In the first of a new series ‘What’s the answer?’ we ask two experts to provide their solutions to your problems; this week Andrew Smith of Towry Law and Alison Wallace of Steptoe & Johnson solicitors present their ideas on how to manage a flexible holiday scheme.
“We are looking to introduce a scheme where we buy or sell annual leave to our employees. It will be a maximum of five days. We are aware of some of the implications regarding benefits.
“Any ideas you have regarding the pros and cons of using this scheme would be greatly appreciated. How would you administer the scheme? Who would it alienate and what other benefits could we offer instead of this?”
From Madeline Boland – see the full question and members’ responses at: Any Answers
Andrew Smith, Employee Benefits Consultant, Towry Law
Be aware that after ‘selling’ holiday employees should still have 20 days holiday which can include bank holidays.

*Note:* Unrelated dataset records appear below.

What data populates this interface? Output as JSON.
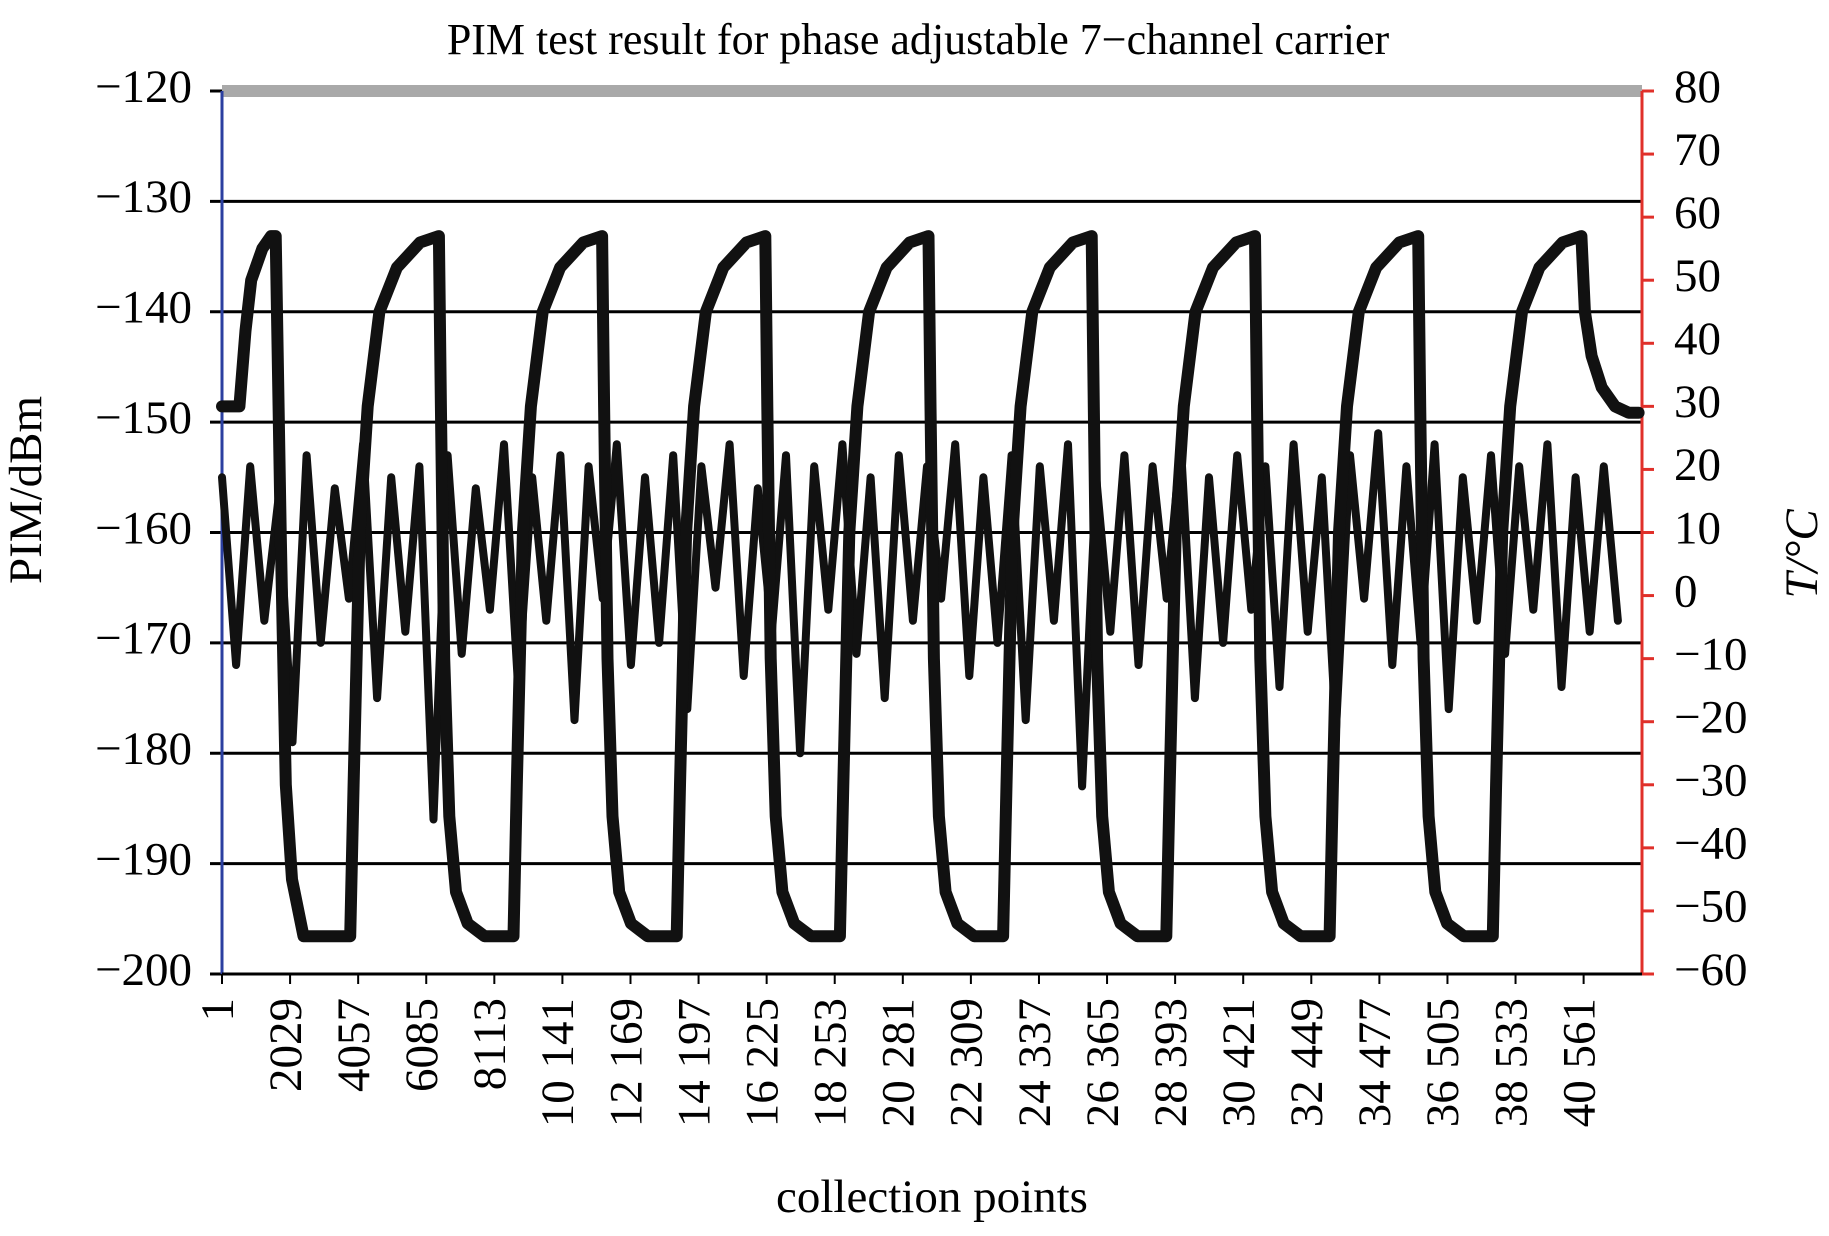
{
  "chart_data": {
    "type": "line",
    "title": "PIM test result for phase adjustable 7−channel carrier",
    "xlabel": "collection points",
    "ylabel": "PIM/dBm",
    "y2label": "T/°C",
    "xlim": [
      1,
      42300
    ],
    "xticks": [
      1,
      2029,
      4057,
      6085,
      8113,
      {
        "value": 10141,
        "label": "10 141"
      },
      {
        "value": 12169,
        "label": "12 169"
      },
      {
        "value": 14197,
        "label": "14 197"
      },
      {
        "value": 16225,
        "label": "16 225"
      },
      {
        "value": 18253,
        "label": "18 253"
      },
      {
        "value": 20281,
        "label": "20 281"
      },
      {
        "value": 22309,
        "label": "22 309"
      },
      {
        "value": 24337,
        "label": "24 337"
      },
      {
        "value": 26365,
        "label": "26 365"
      },
      {
        "value": 28393,
        "label": "28 393"
      },
      {
        "value": 30421,
        "label": "30 421"
      },
      {
        "value": 32449,
        "label": "32 449"
      },
      {
        "value": 34477,
        "label": "34 477"
      },
      {
        "value": 36505,
        "label": "36 505"
      },
      {
        "value": 38533,
        "label": "38 533"
      },
      {
        "value": 40561,
        "label": "40 561"
      }
    ],
    "ylim": [
      -200,
      -120
    ],
    "yticks": [
      {
        "value": -120,
        "label": "−120"
      },
      {
        "value": -130,
        "label": "−130"
      },
      {
        "value": -140,
        "label": "−140"
      },
      {
        "value": -150,
        "label": "−150"
      },
      {
        "value": -160,
        "label": "−160"
      },
      {
        "value": -170,
        "label": "−170"
      },
      {
        "value": -180,
        "label": "−180"
      },
      {
        "value": -190,
        "label": "−190"
      },
      {
        "value": -200,
        "label": "−200"
      }
    ],
    "y2lim": [
      -60,
      80
    ],
    "y2ticks": [
      80,
      70,
      60,
      50,
      40,
      30,
      20,
      10,
      0,
      {
        "value": -10,
        "label": "−10"
      },
      {
        "value": -20,
        "label": "−20"
      },
      {
        "value": -30,
        "label": "−30"
      },
      {
        "value": -40,
        "label": "−40"
      },
      {
        "value": -50,
        "label": "−50"
      },
      {
        "value": -60,
        "label": "−60"
      }
    ],
    "grid": true,
    "series": [
      {
        "color": "#111111",
        "axis": "y",
        "x": [
          1,
          421,
          841,
          1261,
          1681,
          2101,
          2521,
          2941,
          3361,
          3781,
          4201,
          4621,
          5041,
          5461,
          5881,
          6301,
          6721,
          7141,
          7561,
          7981,
          8401,
          8821,
          9241,
          9661,
          10081,
          10501,
          10921,
          11341,
          11761,
          12181,
          12601,
          13021,
          13441,
          13861,
          14281,
          14701,
          15121,
          15541,
          15961,
          16381,
          16801,
          17221,
          17641,
          18061,
          18481,
          18901,
          19321,
          19741,
          20161,
          20581,
          21001,
          21421,
          21841,
          22261,
          22681,
          23101,
          23521,
          23941,
          24361,
          24781,
          25201,
          25621,
          26041,
          26461,
          26881,
          27301,
          27721,
          28141,
          28561,
          28981,
          29401,
          29821,
          30241,
          30661,
          31081,
          31501,
          31921,
          32341,
          32761,
          33181,
          33601,
          34021,
          34441,
          34861,
          35281,
          35701,
          36121,
          36541,
          36961,
          37381,
          37801,
          38221,
          38641,
          39061,
          39481,
          39901,
          40321,
          40741,
          41161,
          41581
        ],
        "values": [
          -155,
          -172,
          -154,
          -168,
          -157,
          -179,
          -153,
          -170,
          -156,
          -166,
          -152,
          -175,
          -155,
          -169,
          -154,
          -186,
          -153,
          -171,
          -156,
          -167,
          -152,
          -174,
          -155,
          -168,
          -153,
          -177,
          -154,
          -166,
          -152,
          -172,
          -155,
          -170,
          -153,
          -176,
          -154,
          -165,
          -152,
          -173,
          -156,
          -169,
          -153,
          -180,
          -154,
          -167,
          -152,
          -171,
          -155,
          -175,
          -153,
          -168,
          -154,
          -166,
          -152,
          -173,
          -155,
          -170,
          -153,
          -177,
          -154,
          -168,
          -152,
          -183,
          -155,
          -169,
          -153,
          -172,
          -154,
          -166,
          -152,
          -175,
          -155,
          -170,
          -153,
          -167,
          -154,
          -174,
          -152,
          -169,
          -155,
          -178,
          -153,
          -166,
          -151,
          -172,
          -154,
          -170,
          -152,
          -176,
          -155,
          -168,
          -153,
          -171,
          -154,
          -167,
          -152,
          -174,
          -155,
          -169,
          -154,
          -168
        ]
      },
      {
        "color": "#111111",
        "axis": "y2",
        "x": [
          1,
          520,
          700,
          870,
          1200,
          1460,
          1600,
          1750,
          1900,
          2085,
          2430,
          3821,
          3921,
          4101,
          4341,
          4691,
          5211,
          5901,
          6461,
          6521,
          6621,
          6771,
          6971,
          7321,
          7821,
          8683,
          8783,
          8963,
          9203,
          9553,
          10073,
          10763,
          11323,
          11383,
          11483,
          11633,
          11833,
          12183,
          12683,
          13545,
          13645,
          13825,
          14065,
          14415,
          14935,
          15625,
          16185,
          16245,
          16345,
          16495,
          16695,
          17045,
          17545,
          18407,
          18507,
          18687,
          18927,
          19277,
          19797,
          20487,
          21047,
          21107,
          21207,
          21357,
          21557,
          21907,
          22407,
          23269,
          23369,
          23549,
          23789,
          24139,
          24659,
          25349,
          25909,
          25969,
          26069,
          26219,
          26419,
          26769,
          27269,
          28131,
          28231,
          28411,
          28651,
          29001,
          29521,
          30211,
          30771,
          30831,
          30931,
          31081,
          31281,
          31631,
          32131,
          32993,
          33093,
          33273,
          33513,
          33863,
          34383,
          35073,
          35633,
          35693,
          35793,
          35943,
          36143,
          36493,
          36993,
          37855,
          37955,
          38135,
          38375,
          38725,
          39245,
          39935,
          40495,
          40600,
          40800,
          41100,
          41500,
          41900,
          42200
        ],
        "values": [
          30,
          30,
          42,
          50,
          55,
          57,
          57,
          10,
          -30,
          -45,
          -54,
          -54,
          -30,
          10,
          30,
          45,
          52,
          56,
          57,
          30,
          -10,
          -35,
          -47,
          -52,
          -54,
          -54,
          -30,
          10,
          30,
          45,
          52,
          56,
          57,
          30,
          -10,
          -35,
          -47,
          -52,
          -54,
          -54,
          -30,
          10,
          30,
          45,
          52,
          56,
          57,
          30,
          -10,
          -35,
          -47,
          -52,
          -54,
          -54,
          -30,
          10,
          30,
          45,
          52,
          56,
          57,
          30,
          -10,
          -35,
          -47,
          -52,
          -54,
          -54,
          -30,
          10,
          30,
          45,
          52,
          56,
          57,
          30,
          -10,
          -35,
          -47,
          -52,
          -54,
          -54,
          -30,
          10,
          30,
          45,
          52,
          56,
          57,
          30,
          -10,
          -35,
          -47,
          -52,
          -54,
          -54,
          -30,
          10,
          30,
          45,
          52,
          56,
          57,
          30,
          -10,
          -35,
          -47,
          -52,
          -54,
          -54,
          -30,
          10,
          30,
          45,
          52,
          56,
          57,
          45,
          38,
          33,
          30,
          29,
          29
        ]
      }
    ]
  }
}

However it is definitely, from my experience, seen as a benefit to staff especially if incorporated into flexible benefits.

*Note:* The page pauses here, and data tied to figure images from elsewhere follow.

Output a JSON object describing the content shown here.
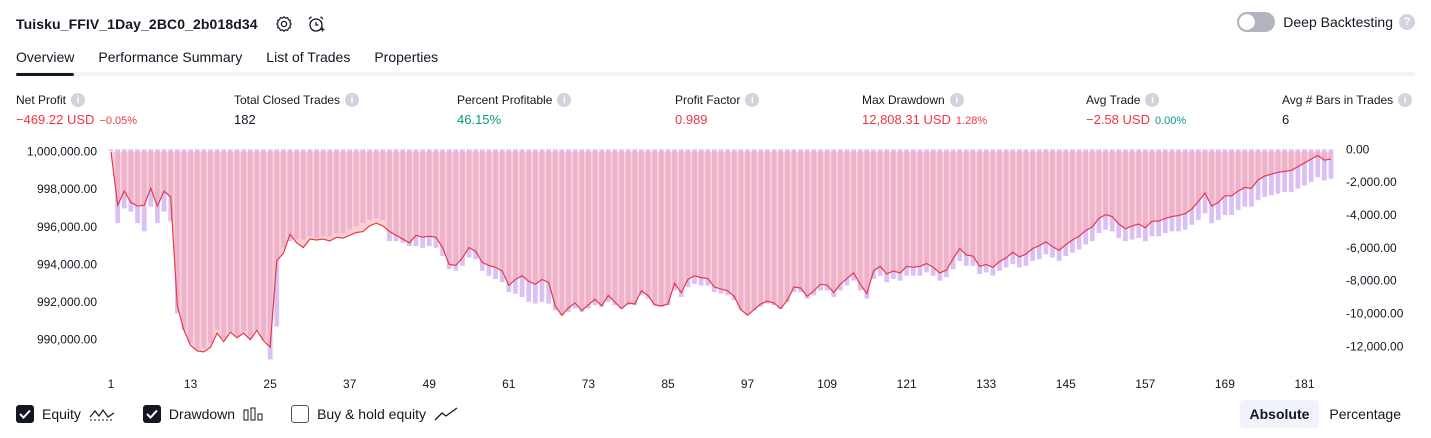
{
  "header": {
    "strategy_name": "Tuisku_FFIV_1Day_2BC0_2b018d34",
    "deep_backtesting_label": "Deep Backtesting",
    "deep_backtesting_on": false
  },
  "tabs": [
    {
      "label": "Overview",
      "active": true
    },
    {
      "label": "Performance Summary",
      "active": false
    },
    {
      "label": "List of Trades",
      "active": false
    },
    {
      "label": "Properties",
      "active": false
    }
  ],
  "metrics": {
    "net_profit": {
      "label": "Net Profit",
      "value": "−469.22 USD",
      "pct": "−0.05%"
    },
    "total_closed_trades": {
      "label": "Total Closed Trades",
      "value": "182"
    },
    "percent_profitable": {
      "label": "Percent Profitable",
      "value": "46.15%"
    },
    "profit_factor": {
      "label": "Profit Factor",
      "value": "0.989"
    },
    "max_drawdown": {
      "label": "Max Drawdown",
      "value": "12,808.31 USD",
      "pct": "1.28%"
    },
    "avg_trade": {
      "label": "Avg Trade",
      "value": "−2.58 USD",
      "pct": "0.00%"
    },
    "avg_bars": {
      "label": "Avg # Bars in Trades",
      "value": "6"
    }
  },
  "colors": {
    "negative": "#f23645",
    "positive": "#089981",
    "equity_line": "#e8394a",
    "equity_fill": "#f9a7ad",
    "drawdown_bar": "#c59af0"
  },
  "chart_data": {
    "type": "area",
    "x_ticks": [
      1,
      13,
      25,
      37,
      49,
      61,
      73,
      85,
      97,
      109,
      121,
      133,
      145,
      157,
      169,
      181
    ],
    "left_axis": {
      "ticks": [
        "1,000,000.00",
        "998,000.00",
        "996,000.00",
        "994,000.00",
        "992,000.00",
        "990,000.00"
      ],
      "ylim": [
        988600,
        1000300
      ]
    },
    "right_axis": {
      "ticks": [
        "0.00",
        "-2,000.00",
        "-4,000.00",
        "-6,000.00",
        "-8,000.00",
        "-10,000.00",
        "-12,000.00"
      ],
      "ylim": [
        -13200,
        200
      ]
    },
    "series": [
      {
        "name": "Equity",
        "values": [
          1000000,
          997150,
          997900,
          997300,
          997100,
          997150,
          998050,
          997100,
          997900,
          997600,
          991800,
          990500,
          989700,
          989400,
          989350,
          989600,
          990350,
          989900,
          990400,
          990100,
          990350,
          990000,
          990500,
          989950,
          989600,
          994200,
          994600,
          995600,
          995150,
          994900,
          995350,
          995300,
          995350,
          995250,
          995450,
          995400,
          995550,
          995700,
          995750,
          996050,
          996200,
          996050,
          995750,
          995550,
          995350,
          995150,
          995550,
          995450,
          995500,
          995450,
          994900,
          994000,
          993950,
          994350,
          994900,
          994700,
          994100,
          993950,
          993850,
          993650,
          992900,
          993200,
          993400,
          993100,
          992950,
          993200,
          993050,
          991800,
          991300,
          991700,
          991950,
          991550,
          991850,
          992150,
          991800,
          992350,
          992000,
          991650,
          991950,
          991900,
          992600,
          992350,
          991850,
          991800,
          991900,
          993000,
          992500,
          993200,
          993400,
          993300,
          993250,
          992800,
          992700,
          992600,
          992300,
          991600,
          991300,
          991600,
          991900,
          992050,
          991950,
          991650,
          992100,
          992800,
          992750,
          992300,
          992600,
          992950,
          992900,
          992500,
          992950,
          993250,
          993550,
          992950,
          992450,
          993650,
          993900,
          993500,
          993650,
          993550,
          993900,
          993850,
          993900,
          994050,
          993850,
          993550,
          993700,
          994300,
          994850,
          994500,
          994450,
          993900,
          994000,
          993850,
          994150,
          994350,
          994650,
          994400,
          994550,
          994850,
          995000,
          995200,
          994950,
          994750,
          995050,
          995300,
          995500,
          995800,
          996000,
          996450,
          996650,
          996550,
          996150,
          995900,
          996050,
          996150,
          995950,
          996300,
          996300,
          996450,
          996550,
          996600,
          996700,
          996950,
          997350,
          997800,
          997100,
          997300,
          997650,
          997650,
          997900,
          998100,
          998050,
          998500,
          998700,
          998800,
          998900,
          998950,
          999000,
          999200,
          999400,
          999600,
          999800,
          999550,
          999600
        ]
      },
      {
        "name": "Drawdown",
        "values": [
          -100,
          -4500,
          -3600,
          -3800,
          -4500,
          -5000,
          -3500,
          -4500,
          -3800,
          -4400,
          -10000,
          -11000,
          -11800,
          -12200,
          -12100,
          -11800,
          -11000,
          -11500,
          -11100,
          -11400,
          -11100,
          -11500,
          -11000,
          -11600,
          -12800,
          -10800,
          -6000,
          -5600,
          -5500,
          -5500,
          -5300,
          -5400,
          -5300,
          -5300,
          -5100,
          -5100,
          -4900,
          -4700,
          -4500,
          -4300,
          -4200,
          -4300,
          -5600,
          -5600,
          -5700,
          -5900,
          -5900,
          -6000,
          -5900,
          -6000,
          -6500,
          -7300,
          -7400,
          -7100,
          -6600,
          -6700,
          -7400,
          -7700,
          -7900,
          -8100,
          -8700,
          -8800,
          -9000,
          -9300,
          -9400,
          -9300,
          -9400,
          -9800,
          -10100,
          -9900,
          -9700,
          -9900,
          -9700,
          -9500,
          -9600,
          -9300,
          -9500,
          -9700,
          -9500,
          -9500,
          -8900,
          -9100,
          -9500,
          -9600,
          -9500,
          -8600,
          -9000,
          -8400,
          -8200,
          -8300,
          -8300,
          -8700,
          -8800,
          -8900,
          -9200,
          -9800,
          -10100,
          -9800,
          -9600,
          -9400,
          -9500,
          -9700,
          -9300,
          -8700,
          -8700,
          -9100,
          -8900,
          -8600,
          -8600,
          -9000,
          -8600,
          -8300,
          -8000,
          -8600,
          -9100,
          -7900,
          -7700,
          -8100,
          -7900,
          -8000,
          -7700,
          -7700,
          -7700,
          -7500,
          -7700,
          -8000,
          -7800,
          -7300,
          -6800,
          -7100,
          -7100,
          -7600,
          -7500,
          -7700,
          -7400,
          -7200,
          -7000,
          -7200,
          -7100,
          -6800,
          -6700,
          -6400,
          -6600,
          -6800,
          -6500,
          -6300,
          -6100,
          -5800,
          -5600,
          -5100,
          -4900,
          -5000,
          -5400,
          -5600,
          -5500,
          -5400,
          -5600,
          -5300,
          -5300,
          -5100,
          -5000,
          -5000,
          -4900,
          -4600,
          -4300,
          -3900,
          -4500,
          -4300,
          -4000,
          -4000,
          -3700,
          -3500,
          -3500,
          -3100,
          -2900,
          -2800,
          -2700,
          -2600,
          -2600,
          -2400,
          -2200,
          -2000,
          -1700,
          -1900,
          -1800
        ]
      }
    ],
    "legend": [
      "Equity",
      "Drawdown",
      "Buy & hold equity"
    ]
  },
  "legend": {
    "equity_label": "Equity",
    "drawdown_label": "Drawdown",
    "buyhold_label": "Buy & hold equity"
  },
  "modes": {
    "absolute_label": "Absolute",
    "percentage_label": "Percentage",
    "active": "absolute"
  }
}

Not only can a flexible benefits platform be used to administer the buying and selling of holidays but a ‘sell’ of day(s) holiday could then be used towards the purchase of some other benefit such as lifecover, critical illness, dental cover, gym membership (to name but a few) for both the employee and their family.
Alison Wallace, head of employment practice at Steptoe & Johnson
With the changed emphasis on quality of working life and the affordability of holidays, several short breaks throughout the year are much more prevalent than two week summer vacations.
You should bear in mind however time off for holidays is a health and safety issue and an employee’s holiday entitlement should never fall below the statutory minimum days although it is more likely that employees will want to buy additional holiday. You will have to bear in mind adequate cover during high season with staff, particularly for those with children who may be using additional holiday to cover childcare.
Consideration should also be taken about untaken leave which is carried over into another year. The Working Time Regulations do not entitle a worker to carry over leave but this is frequently provided for in a contract at least as far as the contractual entitlement is concerned or pay in lieu. Do be careful too of holiday leave taken during the course of a year of termination.
A worker may have taken more leave than their entitlement on termination because holiday leave is pro rata. This should apply to the additional days bought. There should therefore be a relevant agreement in place that if excess holiday is taken your employees will compensate you whether by repayment or undertaking additional work. Any policy must also be available to part-time workers, those going on and returning from maternity leave and those who require to work flexibly.
HRZone highly recommends that any answers are taken as a starting point for guidance only.